What is an MP3 and what does it mean?
MP3 - MPeg-1 audio layer 3
MP3 refers to an audio file which has been compressed using the MPEG-1 compression standard. Using this standard greatly reduces the physical size of the audio file with little loss of sound quality.
What is an MP3?
An MP3 is an audio file, which can be music or any other audio recording.
The MP3 starts life as a high quality recording which has been compressed (digitally) to allow it to take up less space on a storage device (like your MP3 player or hard drive).
Without this compression the average MP3 player would not hold as many tracks, for example an average 3 minute WAV (another digital audio format) recording is around 30MB, compared to an MP3 recording of the same length coming in at around 3MB. This size advantage has also increased the MP3's use over the Internet, making it the most popular format for downloading music tracks online.
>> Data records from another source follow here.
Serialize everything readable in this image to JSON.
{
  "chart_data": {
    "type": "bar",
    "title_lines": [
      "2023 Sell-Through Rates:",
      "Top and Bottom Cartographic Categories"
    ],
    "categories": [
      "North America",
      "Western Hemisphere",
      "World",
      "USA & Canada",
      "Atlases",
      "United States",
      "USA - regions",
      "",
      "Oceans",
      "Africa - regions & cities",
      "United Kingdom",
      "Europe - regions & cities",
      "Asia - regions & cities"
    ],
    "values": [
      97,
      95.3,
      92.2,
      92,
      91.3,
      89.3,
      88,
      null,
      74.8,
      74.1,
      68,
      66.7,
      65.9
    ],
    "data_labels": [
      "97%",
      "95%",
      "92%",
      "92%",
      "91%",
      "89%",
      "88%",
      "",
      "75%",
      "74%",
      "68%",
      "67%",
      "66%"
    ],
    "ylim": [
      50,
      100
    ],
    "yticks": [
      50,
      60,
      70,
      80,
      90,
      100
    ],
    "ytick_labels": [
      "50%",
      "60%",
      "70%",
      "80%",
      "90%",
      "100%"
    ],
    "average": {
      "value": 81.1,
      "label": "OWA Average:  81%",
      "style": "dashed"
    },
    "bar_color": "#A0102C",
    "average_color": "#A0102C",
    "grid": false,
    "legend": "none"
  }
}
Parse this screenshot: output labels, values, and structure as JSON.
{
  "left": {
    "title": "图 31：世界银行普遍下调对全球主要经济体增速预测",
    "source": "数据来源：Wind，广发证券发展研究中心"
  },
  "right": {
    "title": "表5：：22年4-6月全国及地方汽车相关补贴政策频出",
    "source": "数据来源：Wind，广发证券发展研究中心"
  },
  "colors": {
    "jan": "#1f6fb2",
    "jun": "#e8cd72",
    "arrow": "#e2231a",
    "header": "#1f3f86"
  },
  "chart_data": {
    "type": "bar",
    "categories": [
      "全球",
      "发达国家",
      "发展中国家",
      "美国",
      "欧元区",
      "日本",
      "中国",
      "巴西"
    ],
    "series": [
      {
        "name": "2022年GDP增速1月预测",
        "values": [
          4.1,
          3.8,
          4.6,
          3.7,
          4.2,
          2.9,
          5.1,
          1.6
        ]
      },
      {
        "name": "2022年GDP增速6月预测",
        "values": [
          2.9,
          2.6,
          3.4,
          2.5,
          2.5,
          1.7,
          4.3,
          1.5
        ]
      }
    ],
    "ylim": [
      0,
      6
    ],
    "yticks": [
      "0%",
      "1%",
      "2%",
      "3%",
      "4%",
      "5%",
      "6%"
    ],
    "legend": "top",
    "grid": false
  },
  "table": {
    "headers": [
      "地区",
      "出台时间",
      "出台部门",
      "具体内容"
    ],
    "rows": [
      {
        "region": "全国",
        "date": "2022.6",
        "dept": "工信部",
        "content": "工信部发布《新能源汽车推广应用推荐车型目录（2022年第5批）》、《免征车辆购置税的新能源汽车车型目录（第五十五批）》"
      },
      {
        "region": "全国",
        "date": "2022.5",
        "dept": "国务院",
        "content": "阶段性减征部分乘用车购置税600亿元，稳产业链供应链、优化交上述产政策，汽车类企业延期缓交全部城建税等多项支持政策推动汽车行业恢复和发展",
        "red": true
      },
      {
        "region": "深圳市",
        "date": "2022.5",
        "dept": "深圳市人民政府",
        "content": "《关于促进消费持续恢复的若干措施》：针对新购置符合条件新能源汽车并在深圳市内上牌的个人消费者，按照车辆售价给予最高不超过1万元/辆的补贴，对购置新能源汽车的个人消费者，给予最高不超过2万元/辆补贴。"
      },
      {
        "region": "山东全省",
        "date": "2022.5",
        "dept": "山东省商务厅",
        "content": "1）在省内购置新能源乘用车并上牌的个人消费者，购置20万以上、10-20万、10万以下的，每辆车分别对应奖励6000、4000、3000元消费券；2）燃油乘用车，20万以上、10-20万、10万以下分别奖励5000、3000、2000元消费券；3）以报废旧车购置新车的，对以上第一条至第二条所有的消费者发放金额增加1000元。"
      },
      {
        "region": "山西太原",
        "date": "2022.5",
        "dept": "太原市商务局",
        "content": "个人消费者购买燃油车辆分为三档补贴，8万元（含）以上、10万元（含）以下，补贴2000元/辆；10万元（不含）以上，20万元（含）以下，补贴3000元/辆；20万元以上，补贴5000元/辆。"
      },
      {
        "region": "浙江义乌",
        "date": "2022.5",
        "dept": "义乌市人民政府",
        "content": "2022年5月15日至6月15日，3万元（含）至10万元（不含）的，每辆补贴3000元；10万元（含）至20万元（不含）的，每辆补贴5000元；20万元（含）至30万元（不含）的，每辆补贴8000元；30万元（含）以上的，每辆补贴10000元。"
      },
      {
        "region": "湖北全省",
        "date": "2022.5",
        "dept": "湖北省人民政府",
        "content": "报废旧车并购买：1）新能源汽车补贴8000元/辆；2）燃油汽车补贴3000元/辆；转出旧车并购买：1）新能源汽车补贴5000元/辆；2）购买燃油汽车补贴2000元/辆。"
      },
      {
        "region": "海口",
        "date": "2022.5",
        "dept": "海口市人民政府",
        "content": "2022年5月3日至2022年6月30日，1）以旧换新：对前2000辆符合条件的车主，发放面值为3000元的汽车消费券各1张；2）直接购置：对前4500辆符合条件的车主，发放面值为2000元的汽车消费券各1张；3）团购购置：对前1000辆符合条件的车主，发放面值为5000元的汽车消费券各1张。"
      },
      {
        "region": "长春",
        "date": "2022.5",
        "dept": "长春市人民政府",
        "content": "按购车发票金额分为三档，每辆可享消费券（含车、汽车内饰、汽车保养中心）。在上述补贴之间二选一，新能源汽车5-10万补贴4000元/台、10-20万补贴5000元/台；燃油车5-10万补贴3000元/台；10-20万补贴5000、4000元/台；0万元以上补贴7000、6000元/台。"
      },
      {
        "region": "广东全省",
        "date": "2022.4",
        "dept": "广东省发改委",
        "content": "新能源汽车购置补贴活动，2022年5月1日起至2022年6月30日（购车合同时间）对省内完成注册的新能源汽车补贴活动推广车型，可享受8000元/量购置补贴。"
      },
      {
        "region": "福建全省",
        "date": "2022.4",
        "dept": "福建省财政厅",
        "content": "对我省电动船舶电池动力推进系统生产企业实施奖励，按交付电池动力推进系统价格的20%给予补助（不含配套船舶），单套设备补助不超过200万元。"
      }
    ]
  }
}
The quality of the MP3 track will not be as good as the original because of the way the track is compressed. The quality of an MP3 file depends on what is called its "sample rate" or "bit rate", which we will summarise now.
MP3 Bit Rate
An MP3's bit rate (or sample rate) refers to the amount of audio information (measured in Kb Kilobits) it reproduces per second. The higher the bit rate the better the quality, but also the size of the MP3 file is increased, meaning the higher the quality, the less you can fit on your storage device.
There is a noticable difference in the quality of the sound produced by MP3s of varying bit rates, especially if the file is played at high volume. If you are compressing the MP3s yourself then experimenting with the bit rate can be useful, to get either better quality reproductions, or more MP3s on your storage device.